The difficulty of being Green

Of course David Cobb is a spoiler, but he has a point about access

The (Corvallis) Gazette-Times

As a certain amphibious sock puppet has frequently noted, it isn't easy being Green.

Just ask David Cobb, the Green Party's presidential candidate. Cobb and the Green Party have a hard time being taken seriously. While Oregon Democrats fought hard to keep Ralph Nader off the state's ballot, they haven't bothered being too vocal in chastising Cobb. Nevertheless, Cobb is keenly sensitive to the inevitable charge that he's a spoiler helping re-elect President Bush.

During a campaign stop in Corvallis Monday evening at the Odd Fellows Hall, he gave a Seussian-sounding denial of the spoiler claim that a vote for Cobb is a vote for Bush: A vote for Cobb is a vote for Cobb, he said. What others call 'spoiling,' we call 'participating.' We need more voices, and we need more choices.

Yes and no.

Of course Cobb is a spoiler. Even if he wishes it were so, the United States doesn't have the instant runoff voting system of Australia, London, New Zealand and San Francisco that levels the playing field for third-party candidates. Winner still takes all. In fact, John Kerry is technically a spoiler.

— But that doesn't mean Cobb's point about presenting an alternative wasn't on point. America is not the melting pot of old. We are more like a quilt than a melting pot.
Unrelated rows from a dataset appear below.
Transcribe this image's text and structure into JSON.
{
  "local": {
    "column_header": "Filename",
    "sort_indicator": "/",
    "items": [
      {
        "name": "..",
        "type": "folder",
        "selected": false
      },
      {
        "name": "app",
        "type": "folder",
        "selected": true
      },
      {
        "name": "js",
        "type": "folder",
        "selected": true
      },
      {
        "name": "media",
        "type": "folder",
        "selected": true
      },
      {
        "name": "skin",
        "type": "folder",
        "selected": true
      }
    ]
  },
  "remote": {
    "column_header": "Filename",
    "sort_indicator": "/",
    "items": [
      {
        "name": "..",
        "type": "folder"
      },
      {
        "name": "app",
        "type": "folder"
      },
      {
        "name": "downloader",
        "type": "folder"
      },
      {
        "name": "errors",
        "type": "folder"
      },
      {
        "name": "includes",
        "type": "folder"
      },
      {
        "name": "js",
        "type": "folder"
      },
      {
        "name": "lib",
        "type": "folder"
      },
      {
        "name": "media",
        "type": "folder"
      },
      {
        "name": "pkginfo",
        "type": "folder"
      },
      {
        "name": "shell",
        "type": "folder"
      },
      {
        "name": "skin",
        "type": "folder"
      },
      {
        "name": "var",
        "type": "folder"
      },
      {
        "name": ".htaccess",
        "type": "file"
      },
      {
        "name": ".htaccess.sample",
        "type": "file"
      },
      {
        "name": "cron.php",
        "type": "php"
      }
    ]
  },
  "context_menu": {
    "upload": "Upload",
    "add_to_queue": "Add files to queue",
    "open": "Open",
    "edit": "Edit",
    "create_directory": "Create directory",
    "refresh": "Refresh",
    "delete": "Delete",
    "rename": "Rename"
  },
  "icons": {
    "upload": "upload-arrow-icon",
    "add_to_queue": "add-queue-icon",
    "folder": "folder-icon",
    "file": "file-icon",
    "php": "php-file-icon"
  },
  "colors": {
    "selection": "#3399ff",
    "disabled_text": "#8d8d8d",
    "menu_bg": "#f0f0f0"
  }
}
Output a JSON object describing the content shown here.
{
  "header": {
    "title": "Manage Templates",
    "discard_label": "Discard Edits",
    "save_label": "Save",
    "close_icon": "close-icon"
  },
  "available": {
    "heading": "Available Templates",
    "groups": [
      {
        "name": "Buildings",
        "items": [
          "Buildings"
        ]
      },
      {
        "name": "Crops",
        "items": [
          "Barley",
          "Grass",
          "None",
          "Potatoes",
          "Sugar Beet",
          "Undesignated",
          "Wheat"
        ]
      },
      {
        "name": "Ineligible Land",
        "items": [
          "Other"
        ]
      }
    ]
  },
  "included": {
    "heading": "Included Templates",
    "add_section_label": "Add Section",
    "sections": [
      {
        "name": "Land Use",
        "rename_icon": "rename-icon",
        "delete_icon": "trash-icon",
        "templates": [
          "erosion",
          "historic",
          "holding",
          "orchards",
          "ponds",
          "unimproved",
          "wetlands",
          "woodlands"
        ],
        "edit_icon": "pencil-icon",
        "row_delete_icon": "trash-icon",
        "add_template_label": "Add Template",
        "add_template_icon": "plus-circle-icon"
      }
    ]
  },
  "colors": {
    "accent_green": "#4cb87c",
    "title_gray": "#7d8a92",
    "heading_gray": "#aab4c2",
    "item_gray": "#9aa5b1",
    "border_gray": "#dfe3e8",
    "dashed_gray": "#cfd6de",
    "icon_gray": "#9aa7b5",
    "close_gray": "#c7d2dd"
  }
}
It's reasonable to expect in our free society that there would be a rise in the number of smaller parties, and it's healthy. But don't expect to hear that for the next few weeks. In the super-heated rhetoric 24 days before a presidential election that's in a dead heat, it's doubtful that supporters of President Bush or Sen. Kerry are going to be kindly disposed to Cobb's sentiment that This is about building a movement. This is an organizing exercise, this campaign.

In a way, it's a good reminder that no matter who occupies the White House in January, the nation will survive it. We always have. That's because the secret to the nation's success hasn't depended as much on the wisdom of its leaders as it has on the common sense of its people.